Their self-glorified notions of “the truth” are belied by their own obvious ignorance. These are theoretical discussions. (Critical Race Theory) These Mensa candidates, who are so much smarter than the parents of the children they plan to indoctrinate, and so much smarter than the people who go to work every day to pay their salaries, cannot recognize that what they proclaim as “the truth,” never to be violated, is simply a narrative, or interpretation, of historical events. Their self-delusion is embarrassing. None of this is to say that CRT is or isn’t true, that systemic racism is or isn’t true, or even that white supremacy is or isn’t the truth. But it is not, on the whole, objectively true.

I am actually more concerned, though, with the larger picture. What does it mean when the people who work for the taxpayers feel unconstrained to follow the laws the taxpayers adopt (through their representatives)? When you look at the arrogance of the comments to ‘the pledge,’ about teaching “the truth,” it is not hard to imagine similar arrogance leading to public employees demanding pay and benefits while reserving unto themselves the right to define their own jobs. How long will that last?

Remember Lois Lerner? The IRS official who ‘slow walked’ 501(c)(3) deductions for right leaning groups? She retired on a full-pension. Remember Kevin Klinesmith, the FBI agent who was involved in submitting false FISA applications? He got probation. Now we have teachers who (no doubt) would not hesitate to insist on higher pay and better benefits (or no in-person classes!) pledging to ignore the law and insisting on their ‘right’ to teach “the Truth.”

It’s one more brick in the wall between the so-called elites and those of us who foot the bill.

Reverse Racism

As I surf the interwebs and read discussions about race, I often hear right-leaning commenters alleging that this or that African-American is guilty of “reverse racism.”

As is illustrated by the accompanying photo, many people respond that it’s simply not possible.  According to modern race theory (or critical race theory, if you will), blacks cannot be racist.

How is that, you ask?  The academics have redefined racism. Webster’s definition is outdated: “belief that race is the primary determinant of human traits and capacities and that racial differences produce an inherent superiority of a particular race.”

According to modern ‘theorists,’ racism is defined as the combination of institutional power and prejudice.

Taking the theory a step further, they offer this.
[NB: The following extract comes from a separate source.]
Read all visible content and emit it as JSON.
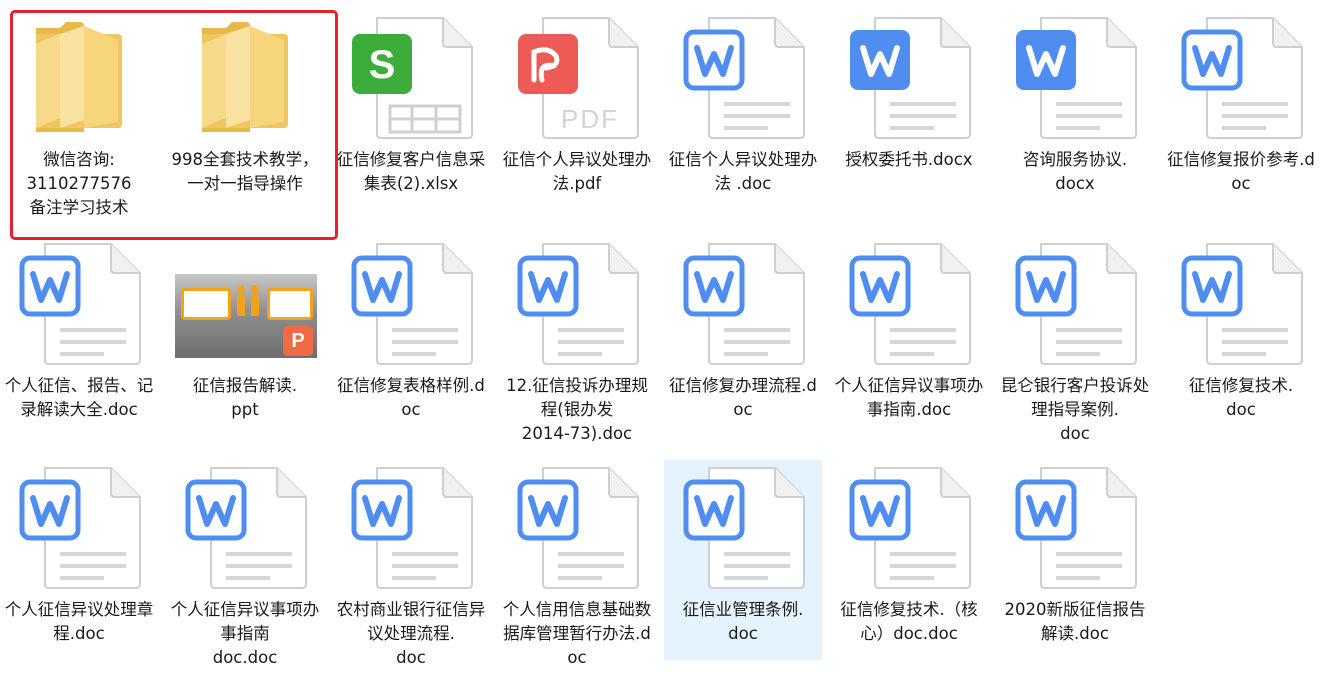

All people are inherently prejudiced against those who are different from them. In other words, all whites are prejudiced against blacks, and vice versa. All latinos are prejudiced against Native Americans, and vice versa. Etc.

According to the theory, only one group of people has any institutional power in the United States: white people.

Therefore since all white people are prejudiced, and white people have institutional power, all white people are racist.

Since African Americans, though, do not have institutional power, even though they might be prejudiced, they cannot be racist. (The same goes for all other races lacking institutional power, i.e., all races but white people.)

And voila. All whites are racist. Blacks and other races cannot be racist. Voila. “Reverse racism” does not exist.